Film Editing: Task 3

Post Production Workflow

Assessment Task 3 – (Criteria 1.2 & 1.2)

Questions to ask yourself:

Phase 1 – Acquisition

Question 1) Why can’t we edit efficiently with ‘Lossy’ Codecs? (g)

Primarily Lossy codecs are delivery codecs which means they compress and essentially lose a lot of quality and pixels to ensure the file size transportable, they also delete most of the sample frames leaving only a few to work with, whereas in editing we need all the frames to work with, which is where a lossless codec comes out on top as they have info for every single frame. However if a lossless codec has a high bandwidth it’ll take longer to play back, and render so we still need to create a proxy file. Proxies are the intermediary  they have all the frames needed to work with yet run on a low bandwidth enabling us to play back the footage and render quicker.

Question 2) Why is it important to preserve frame rates, duration and file name when creating proxies?

Down the line it’ll cause major problems when converting the footage to an online edit as one misspelled footage file will make the rendering process halt due to an error, for example if all files were labelled Scene _ Take _ and one was labelled scene_tkae_ That piece of footage will not be accepted as the other files since it’s a labeling error. Frame rates and duration have the same guidelines in that if you shorten a clip or change frame rates as you create proxies they will cause errors down the line. Missing frame rates will force the computer to fill the space, creating something that looks just plain horrible. Already during my first edit I have encountered a problem where I have misspelled a footage clip file, it resulted in rendering issues, and this lead to RAM issues since we tried solving the problem with too many different things happening, however after rebooting the computer and going through every file of footage and correctly labeling the issue was solved.

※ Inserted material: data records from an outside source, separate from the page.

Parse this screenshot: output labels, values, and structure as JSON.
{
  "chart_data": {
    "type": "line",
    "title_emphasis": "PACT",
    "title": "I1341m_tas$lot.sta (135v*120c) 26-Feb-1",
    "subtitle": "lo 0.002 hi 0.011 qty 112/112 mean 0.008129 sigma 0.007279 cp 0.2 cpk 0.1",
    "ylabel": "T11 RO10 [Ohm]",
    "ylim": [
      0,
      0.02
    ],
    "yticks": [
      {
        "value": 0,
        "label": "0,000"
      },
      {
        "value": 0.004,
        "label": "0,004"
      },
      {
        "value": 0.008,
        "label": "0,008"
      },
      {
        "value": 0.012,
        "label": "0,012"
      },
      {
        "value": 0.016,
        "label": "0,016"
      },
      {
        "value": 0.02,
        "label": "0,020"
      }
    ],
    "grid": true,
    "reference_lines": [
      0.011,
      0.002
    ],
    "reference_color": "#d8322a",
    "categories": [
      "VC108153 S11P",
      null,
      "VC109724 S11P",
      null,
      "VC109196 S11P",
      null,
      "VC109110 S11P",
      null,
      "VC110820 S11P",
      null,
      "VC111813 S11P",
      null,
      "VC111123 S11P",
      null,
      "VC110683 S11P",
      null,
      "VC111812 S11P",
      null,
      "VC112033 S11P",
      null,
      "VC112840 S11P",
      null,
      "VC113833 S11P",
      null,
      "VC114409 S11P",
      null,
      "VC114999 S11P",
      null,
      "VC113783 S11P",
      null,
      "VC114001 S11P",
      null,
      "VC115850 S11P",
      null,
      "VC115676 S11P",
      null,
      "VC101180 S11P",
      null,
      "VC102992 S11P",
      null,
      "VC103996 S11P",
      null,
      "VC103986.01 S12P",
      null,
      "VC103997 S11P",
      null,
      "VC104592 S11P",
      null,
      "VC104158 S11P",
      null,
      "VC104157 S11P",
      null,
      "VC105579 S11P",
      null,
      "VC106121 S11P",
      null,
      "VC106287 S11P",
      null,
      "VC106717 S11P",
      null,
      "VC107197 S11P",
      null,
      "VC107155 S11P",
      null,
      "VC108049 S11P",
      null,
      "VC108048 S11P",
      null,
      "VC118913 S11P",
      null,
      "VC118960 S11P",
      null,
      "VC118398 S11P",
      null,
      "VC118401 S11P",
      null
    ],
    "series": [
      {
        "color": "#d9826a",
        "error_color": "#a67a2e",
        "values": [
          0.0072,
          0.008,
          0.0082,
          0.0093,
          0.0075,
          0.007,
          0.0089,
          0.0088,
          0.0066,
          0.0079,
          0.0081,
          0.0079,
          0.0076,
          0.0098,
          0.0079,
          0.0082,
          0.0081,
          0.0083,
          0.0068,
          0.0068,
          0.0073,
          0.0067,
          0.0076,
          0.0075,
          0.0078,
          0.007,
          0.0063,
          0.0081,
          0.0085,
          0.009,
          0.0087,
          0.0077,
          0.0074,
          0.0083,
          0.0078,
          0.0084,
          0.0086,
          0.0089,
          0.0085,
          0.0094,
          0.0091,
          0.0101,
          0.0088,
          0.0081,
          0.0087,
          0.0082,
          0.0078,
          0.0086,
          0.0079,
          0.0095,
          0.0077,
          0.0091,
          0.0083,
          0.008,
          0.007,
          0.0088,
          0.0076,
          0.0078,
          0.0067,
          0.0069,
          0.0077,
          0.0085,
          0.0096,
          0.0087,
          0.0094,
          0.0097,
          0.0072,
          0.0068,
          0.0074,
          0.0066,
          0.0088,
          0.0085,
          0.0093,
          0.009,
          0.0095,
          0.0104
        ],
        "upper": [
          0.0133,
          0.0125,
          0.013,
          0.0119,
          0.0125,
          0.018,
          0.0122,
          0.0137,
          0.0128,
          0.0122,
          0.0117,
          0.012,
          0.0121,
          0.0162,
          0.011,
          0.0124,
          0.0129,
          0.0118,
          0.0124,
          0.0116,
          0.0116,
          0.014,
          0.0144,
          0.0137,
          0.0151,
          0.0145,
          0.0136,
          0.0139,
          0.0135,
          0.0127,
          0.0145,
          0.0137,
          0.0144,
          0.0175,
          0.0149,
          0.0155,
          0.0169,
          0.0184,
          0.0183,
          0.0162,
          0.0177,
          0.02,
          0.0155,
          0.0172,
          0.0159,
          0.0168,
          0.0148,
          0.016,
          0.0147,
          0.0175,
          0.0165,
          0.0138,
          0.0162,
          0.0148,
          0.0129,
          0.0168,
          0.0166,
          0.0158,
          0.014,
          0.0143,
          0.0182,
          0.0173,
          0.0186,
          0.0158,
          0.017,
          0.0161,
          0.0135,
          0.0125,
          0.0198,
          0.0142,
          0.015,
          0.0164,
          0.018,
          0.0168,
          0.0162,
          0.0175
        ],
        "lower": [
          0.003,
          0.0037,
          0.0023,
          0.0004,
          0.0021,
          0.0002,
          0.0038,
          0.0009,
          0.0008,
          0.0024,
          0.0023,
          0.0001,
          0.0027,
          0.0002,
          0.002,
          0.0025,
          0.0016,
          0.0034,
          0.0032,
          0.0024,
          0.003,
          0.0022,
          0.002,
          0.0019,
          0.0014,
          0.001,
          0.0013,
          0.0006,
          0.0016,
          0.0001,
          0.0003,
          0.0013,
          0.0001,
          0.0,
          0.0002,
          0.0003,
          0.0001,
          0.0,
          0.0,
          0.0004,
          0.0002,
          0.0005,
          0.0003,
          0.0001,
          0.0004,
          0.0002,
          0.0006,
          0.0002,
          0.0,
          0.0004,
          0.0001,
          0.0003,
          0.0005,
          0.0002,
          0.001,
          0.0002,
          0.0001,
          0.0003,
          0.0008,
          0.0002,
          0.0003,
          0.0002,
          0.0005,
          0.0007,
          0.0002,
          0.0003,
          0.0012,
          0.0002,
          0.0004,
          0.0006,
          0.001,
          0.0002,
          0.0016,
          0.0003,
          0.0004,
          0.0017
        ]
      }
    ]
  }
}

Phase 2 – Assembly/Offline

Question 1) Why do we log and label files? (g)

Why  do we log and label files? We log and label files so that if one of the editors is sick another can just look at the logs and determine what shots will be useful for the editing process, if we did not use logs and labels we would have to go through footage several times, maybe even multiple times a day, which would mean we spent more time trying to find good quality clips instead of editing the project. Labeling and logging simply cleans up all the footage and places it into certain areas, the colour labeling in our system is green for good, amber for OK and red for bad footage, already this makes things easier, then we can look at the logs which either ourselves or another worker has completed, we can then find the clips with relative ease and know that the clip is good.

Question 2) Why does an E.D.L exist?

When the main editor is ill or incapacitated an EDL (or Edit Decision List) will be able to provide the assistant editors what the original editor wanted for his shots/cuts, ensuring that they can get on with the editing process, much like with logging and labeling files. It’s also a kind of safety net, since most film is now digital and using computers there are bound to be crashes which can corrupt editing files, having an E.D.L with you can easily allow you to redo your edit thus far. Every Professional editing software has an E.D.L you can generate and export so that if you need to switch to another computer you can just feed in the footage files and the E.D.L and the editing software will generate the same edit for you.

Phase 3 – Delivery

Question 1) Why do we ‘colour time’ after picture lock?

Question 2) Why do we sound design after picture lock?

It’s easier to synchronize dialogue and sound effects to a finished video, as apposed to an uncompleted video sequence where clips can be moved around, slowed down or changed in any way. Sound designing after picture lock saves valuable time as the sound designer will not have to alter anything with the film when it’s completed, thus creating a more efficient and fluid workflow.